Currently, the wait for access to assessments and treatment by the child development team in Cavan-Monaghan, from the date of referral for occupational therapy and physiotherapy, is four years and six months. The figure for speech and language therapy is ten months, while in the case of psychology, treatment is provided only for children and young people in crisis, due to the increasing demands and complexity of the current caseload. That is the up-to-date position as of the end of last month, according to the HSE. It is clear the service is in crisis and additional resources, therapists and clinicians are needed to provide even a modest level of service to children and families in desperate need of securing necessary supports for their children.
We in County Cavan are fortunate to have an Enable Ireland service that covers the Cavan-Monaghan area. Some 275 children access Enable Ireland services in counties Cavan and Monaghan, while a further 162 children wait to be assessed. The figures paint a stark picture of the need for a massive improvement in the delivery of assessments and follow-up treatment, if needed. I have brought the Minister of State to meet groups.
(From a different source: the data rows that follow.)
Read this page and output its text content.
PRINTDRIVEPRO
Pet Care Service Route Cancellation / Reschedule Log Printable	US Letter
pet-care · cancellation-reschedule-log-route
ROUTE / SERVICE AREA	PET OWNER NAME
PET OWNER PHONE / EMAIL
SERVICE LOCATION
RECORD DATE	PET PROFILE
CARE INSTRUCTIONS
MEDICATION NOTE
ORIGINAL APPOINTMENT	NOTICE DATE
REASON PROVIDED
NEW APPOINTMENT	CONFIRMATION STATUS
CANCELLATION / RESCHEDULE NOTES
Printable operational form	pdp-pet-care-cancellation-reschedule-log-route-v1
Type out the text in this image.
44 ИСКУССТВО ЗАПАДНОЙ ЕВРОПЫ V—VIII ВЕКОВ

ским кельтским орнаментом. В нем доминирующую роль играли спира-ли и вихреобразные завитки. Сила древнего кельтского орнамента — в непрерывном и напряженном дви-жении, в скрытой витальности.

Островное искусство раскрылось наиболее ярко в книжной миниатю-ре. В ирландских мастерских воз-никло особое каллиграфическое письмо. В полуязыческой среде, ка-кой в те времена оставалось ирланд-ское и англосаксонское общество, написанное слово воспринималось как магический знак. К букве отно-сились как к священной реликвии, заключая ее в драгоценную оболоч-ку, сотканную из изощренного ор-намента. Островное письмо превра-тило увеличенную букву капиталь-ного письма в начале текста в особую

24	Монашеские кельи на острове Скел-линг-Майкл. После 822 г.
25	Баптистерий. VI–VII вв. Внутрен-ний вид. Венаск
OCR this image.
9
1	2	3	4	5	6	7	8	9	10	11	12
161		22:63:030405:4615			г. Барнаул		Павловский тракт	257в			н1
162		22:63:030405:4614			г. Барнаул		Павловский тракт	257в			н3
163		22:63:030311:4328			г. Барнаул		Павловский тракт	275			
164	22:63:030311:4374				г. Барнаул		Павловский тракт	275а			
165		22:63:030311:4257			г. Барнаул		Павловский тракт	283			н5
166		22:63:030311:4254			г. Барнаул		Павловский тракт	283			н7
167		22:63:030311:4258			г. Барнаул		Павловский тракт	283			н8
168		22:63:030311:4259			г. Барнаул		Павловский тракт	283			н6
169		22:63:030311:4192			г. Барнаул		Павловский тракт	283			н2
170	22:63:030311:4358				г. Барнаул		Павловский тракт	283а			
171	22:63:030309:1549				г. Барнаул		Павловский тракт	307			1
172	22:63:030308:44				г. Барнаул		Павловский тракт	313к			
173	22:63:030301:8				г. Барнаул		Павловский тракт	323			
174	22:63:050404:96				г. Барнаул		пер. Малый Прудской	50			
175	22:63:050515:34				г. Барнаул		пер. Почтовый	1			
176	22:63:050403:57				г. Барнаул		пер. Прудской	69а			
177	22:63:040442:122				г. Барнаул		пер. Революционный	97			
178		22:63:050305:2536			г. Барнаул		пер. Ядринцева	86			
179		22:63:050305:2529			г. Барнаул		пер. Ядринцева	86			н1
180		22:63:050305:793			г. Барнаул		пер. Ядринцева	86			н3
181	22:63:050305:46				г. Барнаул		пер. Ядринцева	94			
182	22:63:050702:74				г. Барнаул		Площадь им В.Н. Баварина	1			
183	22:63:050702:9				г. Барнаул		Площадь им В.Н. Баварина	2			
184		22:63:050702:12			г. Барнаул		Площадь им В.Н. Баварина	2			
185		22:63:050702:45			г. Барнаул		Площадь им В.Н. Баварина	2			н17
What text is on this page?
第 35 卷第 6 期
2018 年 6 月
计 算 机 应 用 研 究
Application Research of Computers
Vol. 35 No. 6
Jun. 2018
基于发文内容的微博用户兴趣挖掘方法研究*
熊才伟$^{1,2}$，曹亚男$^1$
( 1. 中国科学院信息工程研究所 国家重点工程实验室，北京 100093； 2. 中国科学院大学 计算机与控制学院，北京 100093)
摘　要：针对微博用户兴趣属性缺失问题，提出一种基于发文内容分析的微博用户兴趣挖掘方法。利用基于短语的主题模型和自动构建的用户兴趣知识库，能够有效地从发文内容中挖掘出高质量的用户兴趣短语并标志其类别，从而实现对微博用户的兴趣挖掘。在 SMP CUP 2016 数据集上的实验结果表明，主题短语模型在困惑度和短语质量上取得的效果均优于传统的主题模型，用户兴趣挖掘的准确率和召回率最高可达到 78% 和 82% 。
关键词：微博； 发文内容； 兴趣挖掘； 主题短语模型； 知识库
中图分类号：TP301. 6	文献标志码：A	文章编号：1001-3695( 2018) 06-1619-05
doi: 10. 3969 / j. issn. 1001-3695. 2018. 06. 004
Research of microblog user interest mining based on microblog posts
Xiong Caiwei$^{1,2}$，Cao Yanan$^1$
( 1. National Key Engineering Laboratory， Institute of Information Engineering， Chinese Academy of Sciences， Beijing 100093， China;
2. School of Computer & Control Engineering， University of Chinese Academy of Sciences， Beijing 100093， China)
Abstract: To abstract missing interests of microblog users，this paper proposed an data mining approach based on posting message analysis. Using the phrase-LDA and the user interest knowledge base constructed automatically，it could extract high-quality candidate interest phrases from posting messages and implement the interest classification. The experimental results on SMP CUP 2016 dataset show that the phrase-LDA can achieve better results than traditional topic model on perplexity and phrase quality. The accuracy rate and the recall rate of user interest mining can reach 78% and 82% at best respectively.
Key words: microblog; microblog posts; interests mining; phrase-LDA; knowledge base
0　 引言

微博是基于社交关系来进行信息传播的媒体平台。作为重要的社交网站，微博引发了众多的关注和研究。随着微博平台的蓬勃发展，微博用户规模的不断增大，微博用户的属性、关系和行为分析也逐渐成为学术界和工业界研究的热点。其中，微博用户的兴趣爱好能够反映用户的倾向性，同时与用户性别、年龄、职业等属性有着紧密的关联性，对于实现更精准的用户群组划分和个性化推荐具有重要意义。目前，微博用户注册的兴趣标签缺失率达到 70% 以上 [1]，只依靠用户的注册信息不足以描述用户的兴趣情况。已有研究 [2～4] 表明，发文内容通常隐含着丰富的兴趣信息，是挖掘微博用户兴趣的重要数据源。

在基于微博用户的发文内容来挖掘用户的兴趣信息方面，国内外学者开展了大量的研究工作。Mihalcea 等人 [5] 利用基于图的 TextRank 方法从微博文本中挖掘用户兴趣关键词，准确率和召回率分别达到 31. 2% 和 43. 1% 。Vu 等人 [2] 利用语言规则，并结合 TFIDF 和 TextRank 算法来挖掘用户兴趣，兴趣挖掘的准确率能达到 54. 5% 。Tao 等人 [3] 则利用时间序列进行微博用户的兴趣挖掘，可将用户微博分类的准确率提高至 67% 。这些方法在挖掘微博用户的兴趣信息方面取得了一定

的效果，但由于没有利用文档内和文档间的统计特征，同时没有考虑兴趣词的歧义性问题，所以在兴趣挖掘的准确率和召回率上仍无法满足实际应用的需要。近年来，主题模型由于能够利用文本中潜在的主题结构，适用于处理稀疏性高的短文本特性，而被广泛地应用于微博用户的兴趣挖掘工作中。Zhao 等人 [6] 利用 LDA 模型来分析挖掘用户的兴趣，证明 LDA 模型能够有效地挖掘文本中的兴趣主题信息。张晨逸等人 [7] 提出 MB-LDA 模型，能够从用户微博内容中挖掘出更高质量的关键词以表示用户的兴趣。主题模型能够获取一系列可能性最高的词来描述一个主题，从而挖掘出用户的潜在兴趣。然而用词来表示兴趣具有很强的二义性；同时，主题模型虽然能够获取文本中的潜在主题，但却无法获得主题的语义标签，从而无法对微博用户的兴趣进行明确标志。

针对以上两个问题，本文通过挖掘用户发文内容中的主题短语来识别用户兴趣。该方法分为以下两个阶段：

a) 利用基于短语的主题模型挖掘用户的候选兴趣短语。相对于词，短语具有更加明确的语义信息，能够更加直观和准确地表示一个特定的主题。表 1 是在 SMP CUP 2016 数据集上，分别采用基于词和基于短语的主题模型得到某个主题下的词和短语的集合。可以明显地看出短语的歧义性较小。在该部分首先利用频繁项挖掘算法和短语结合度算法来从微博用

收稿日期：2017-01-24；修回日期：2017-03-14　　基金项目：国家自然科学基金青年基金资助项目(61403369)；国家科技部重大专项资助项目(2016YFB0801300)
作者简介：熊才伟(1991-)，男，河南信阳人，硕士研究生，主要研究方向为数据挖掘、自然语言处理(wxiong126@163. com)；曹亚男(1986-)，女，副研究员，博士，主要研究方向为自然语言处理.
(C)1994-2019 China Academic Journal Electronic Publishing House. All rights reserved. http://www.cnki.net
He visited the area and we appreciate his personal commitment, but we need promises to be honoured, resources delivered and clinicians put in place because far too many families are desperate due to the lack of services provided for their children. In recent weeks, a number of families have contacted me to say that even though they cannot afford to do so, they are sourcing private services. It is unfair in the first instance that the children who need treatment do not get it, and it is further unfair that families have the additional burden of trying to source private assessments and follow-up treatment because the State fails to deliver it.
There is an urgent need to improve dramatically the services currently available in my constituency and I recognise there are problems elsewhere throughout the country.